In a well-intentioned, but ultimately naive act the Kellogg-Brian Pact was signed by most of the leading countries of the world in Paris denouncing the use of war as an instrument of foreign policy – it was 1929 and WWII was only a decade away. And in 1974 when I was getting ready for my freshman year of college, the US Supreme Court ruled unanimously that President Richard Nixon had to turn over the secret White House tapes which lead to him resigning just a couple weeks later.

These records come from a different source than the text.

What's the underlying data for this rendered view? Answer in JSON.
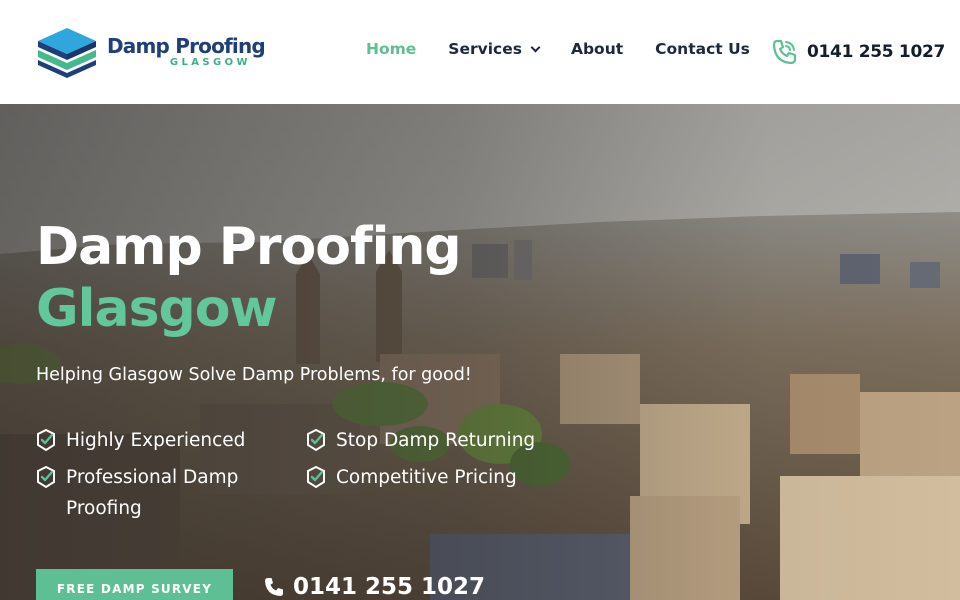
{
  "brand": {
    "name": "Damp Proofing",
    "location": "GLASGOW",
    "colors": {
      "navy": "#1f3f7a",
      "green": "#5fbf94",
      "accent_text": "#62c79a"
    }
  },
  "nav": {
    "items": [
      {
        "label": "Home",
        "active": true
      },
      {
        "label": "Services",
        "has_dropdown": true
      },
      {
        "label": "About"
      },
      {
        "label": "Contact Us"
      }
    ]
  },
  "header_phone": {
    "icon": "phone-icon",
    "number": "0141 255 1027"
  },
  "hero": {
    "title": "Damp Proofing",
    "title_accent": "Glasgow",
    "subtitle": "Helping Glasgow Solve Damp Problems, for good!",
    "features": [
      {
        "label": "Highly Experienced",
        "icon": "shield-check-icon"
      },
      {
        "label": "Stop Damp Returning",
        "icon": "shield-check-icon"
      },
      {
        "label": "Professional Damp Proofing",
        "icon": "shield-check-icon"
      },
      {
        "label": "Competitive Pricing",
        "icon": "shield-check-icon"
      }
    ],
    "cta_label": "FREE DAMP SURVEY",
    "phone": {
      "icon": "phone-icon",
      "number": "0141 255 1027"
    }
  }
}
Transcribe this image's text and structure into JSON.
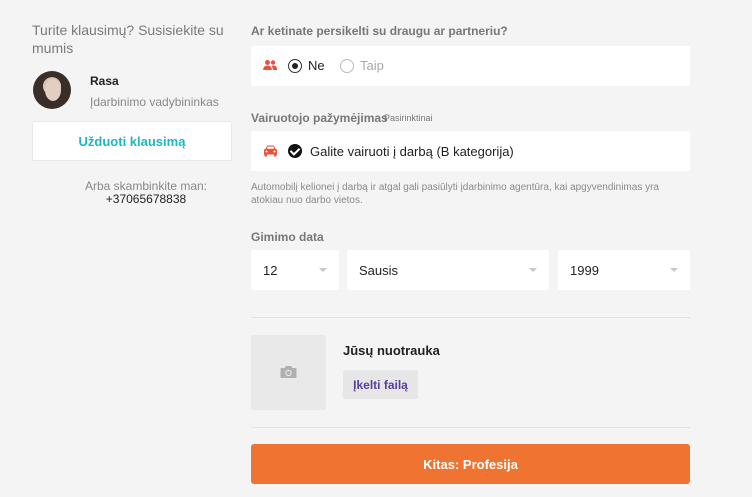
{
  "sidebar": {
    "title": "Turite klausimų? Susisiekite su mumis",
    "agent_name": "Rasa",
    "agent_role": "Įdarbinimo vadybininkas",
    "ask_button": "Užduoti klausimą",
    "call_label": "Arba skambinkite man:",
    "phone": "+37065678838"
  },
  "partner": {
    "label": "Ar ketinate persikelti su draugu ar partneriu?",
    "options": [
      {
        "label": "Ne",
        "selected": true
      },
      {
        "label": "Taip",
        "selected": false
      }
    ],
    "icon": "people-icon"
  },
  "license": {
    "label": "Vairuotojo pažymėjimas",
    "optional": "Pasirinktinai",
    "option_text": "Galite vairuoti į darbą (B kategorija)",
    "checked": true,
    "note": "Automobilį kelionei į darbą ir atgal gali pasiūlyti įdarbinimo agentūra, kai apgyvendinimas yra atokiau nuo darbo vietos.",
    "icon": "car-icon"
  },
  "dob": {
    "label": "Gimimo data",
    "day": "12",
    "month": "Sausis",
    "year": "1999"
  },
  "photo": {
    "title": "Jūsų nuotrauka",
    "upload_label": "Įkelti failą",
    "icon": "camera-icon"
  },
  "next_button": "Kitas: Profesija",
  "colors": {
    "accent_orange": "#f07431",
    "teal": "#1fb6c1",
    "purple": "#5a3d9a",
    "icon_red": "#e8513a"
  }
}
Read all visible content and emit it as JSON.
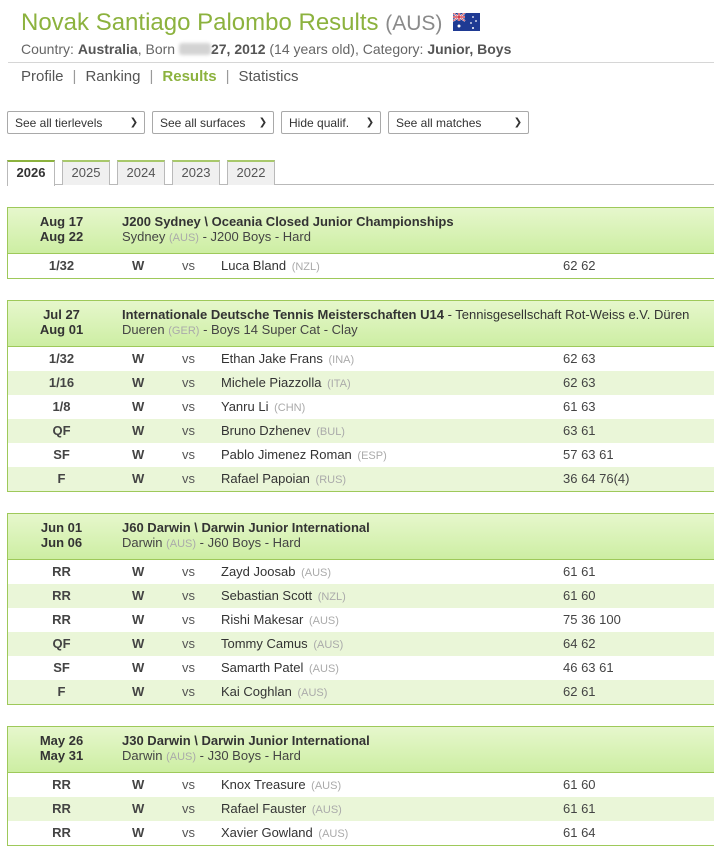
{
  "player": {
    "name": "Novak Santiago Palombo Results",
    "nationality": "(AUS)",
    "country_label": "Country:",
    "country": "Australia",
    "born_label": "Born",
    "born_date": "27, 2012",
    "age": "(14 years old),",
    "category_label": "Category:",
    "category": "Junior, Boys"
  },
  "nav": {
    "items": [
      "Profile",
      "Ranking",
      "Results",
      "Statistics"
    ],
    "active": "Results"
  },
  "filters": {
    "tierlevels": "See all tierlevels",
    "surfaces": "See all surfaces",
    "qualif": "Hide qualif.",
    "matches": "See all matches"
  },
  "years": {
    "tabs": [
      "2026",
      "2025",
      "2024",
      "2023",
      "2022"
    ],
    "active": "2026"
  },
  "tournaments": [
    {
      "date_start": "Aug 17",
      "date_end": "Aug 22",
      "name": "J200 Sydney \\ Oceania Closed Junior Championships",
      "name_extra": "",
      "city": "Sydney",
      "country": "(AUS)",
      "details": "- J200 Boys - Hard",
      "matches": [
        {
          "round": "1/32",
          "result": "W",
          "vs": "vs",
          "opponent": "Luca Bland",
          "opp_country": "(NZL)",
          "score": "62 62"
        }
      ]
    },
    {
      "date_start": "Jul 27",
      "date_end": "Aug 01",
      "name": "Internationale Deutsche Tennis Meisterschaften U14",
      "name_extra": " - Tennisgesellschaft Rot-Weiss e.V. Düren",
      "city": "Dueren",
      "country": "(GER)",
      "details": "- Boys 14 Super Cat - Clay",
      "matches": [
        {
          "round": "1/32",
          "result": "W",
          "vs": "vs",
          "opponent": "Ethan Jake Frans",
          "opp_country": "(INA)",
          "score": "62 63"
        },
        {
          "round": "1/16",
          "result": "W",
          "vs": "vs",
          "opponent": "Michele Piazzolla",
          "opp_country": "(ITA)",
          "score": "62 63"
        },
        {
          "round": "1/8",
          "result": "W",
          "vs": "vs",
          "opponent": "Yanru Li",
          "opp_country": "(CHN)",
          "score": "61 63"
        },
        {
          "round": "QF",
          "result": "W",
          "vs": "vs",
          "opponent": "Bruno Dzhenev",
          "opp_country": "(BUL)",
          "score": "63 61"
        },
        {
          "round": "SF",
          "result": "W",
          "vs": "vs",
          "opponent": "Pablo Jimenez Roman",
          "opp_country": "(ESP)",
          "score": "57 63 61"
        },
        {
          "round": "F",
          "result": "W",
          "vs": "vs",
          "opponent": "Rafael Papoian",
          "opp_country": "(RUS)",
          "score": "36 64 76(4)"
        }
      ]
    },
    {
      "date_start": "Jun 01",
      "date_end": "Jun 06",
      "name": "J60 Darwin \\ Darwin Junior International",
      "name_extra": "",
      "city": "Darwin",
      "country": "(AUS)",
      "details": "- J60 Boys - Hard",
      "matches": [
        {
          "round": "RR",
          "result": "W",
          "vs": "vs",
          "opponent": "Zayd Joosab",
          "opp_country": "(AUS)",
          "score": "61 61"
        },
        {
          "round": "RR",
          "result": "W",
          "vs": "vs",
          "opponent": "Sebastian Scott",
          "opp_country": "(NZL)",
          "score": "61 60"
        },
        {
          "round": "RR",
          "result": "W",
          "vs": "vs",
          "opponent": "Rishi Makesar",
          "opp_country": "(AUS)",
          "score": "75 36 100"
        },
        {
          "round": "QF",
          "result": "W",
          "vs": "vs",
          "opponent": "Tommy Camus",
          "opp_country": "(AUS)",
          "score": "64 62"
        },
        {
          "round": "SF",
          "result": "W",
          "vs": "vs",
          "opponent": "Samarth Patel",
          "opp_country": "(AUS)",
          "score": "46 63 61"
        },
        {
          "round": "F",
          "result": "W",
          "vs": "vs",
          "opponent": "Kai Coghlan",
          "opp_country": "(AUS)",
          "score": "62 61"
        }
      ]
    },
    {
      "date_start": "May 26",
      "date_end": "May 31",
      "name": "J30 Darwin \\ Darwin Junior International",
      "name_extra": "",
      "city": "Darwin",
      "country": "(AUS)",
      "details": "- J30 Boys - Hard",
      "matches": [
        {
          "round": "RR",
          "result": "W",
          "vs": "vs",
          "opponent": "Knox Treasure",
          "opp_country": "(AUS)",
          "score": "61 60"
        },
        {
          "round": "RR",
          "result": "W",
          "vs": "vs",
          "opponent": "Rafael Fauster",
          "opp_country": "(AUS)",
          "score": "61 61"
        },
        {
          "round": "RR",
          "result": "W",
          "vs": "vs",
          "opponent": "Xavier Gowland",
          "opp_country": "(AUS)",
          "score": "61 64"
        }
      ]
    }
  ],
  "colors": {
    "accent": "#8cb23e",
    "header_gradient_top": "#e6f7cc",
    "header_gradient_bottom": "#cdeea3",
    "alt_row": "#eaf6d8",
    "border": "#9ec95a"
  }
}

The great South American liberator Simon Bolivar appeared today in 1783. The French gave us the great novelist Alexander Dumas (1802) and the composer Adolph Adam (1803), while Australia gave us cartoonist Pat Oliphant(1935) and Bindi Irwin (1998) who is carrying on the conservation work of her late father Steve.
We said goodbye to an often forgotten President – our 8th – Martin Van Buren (1862) as well as another US Supreme Court associate justice – Willim J Brennan Jr (1997). We also said goodbye to the irrepressible Peter Sellers (1980) and the melodic voice of Dan Peek (2011) of the band America.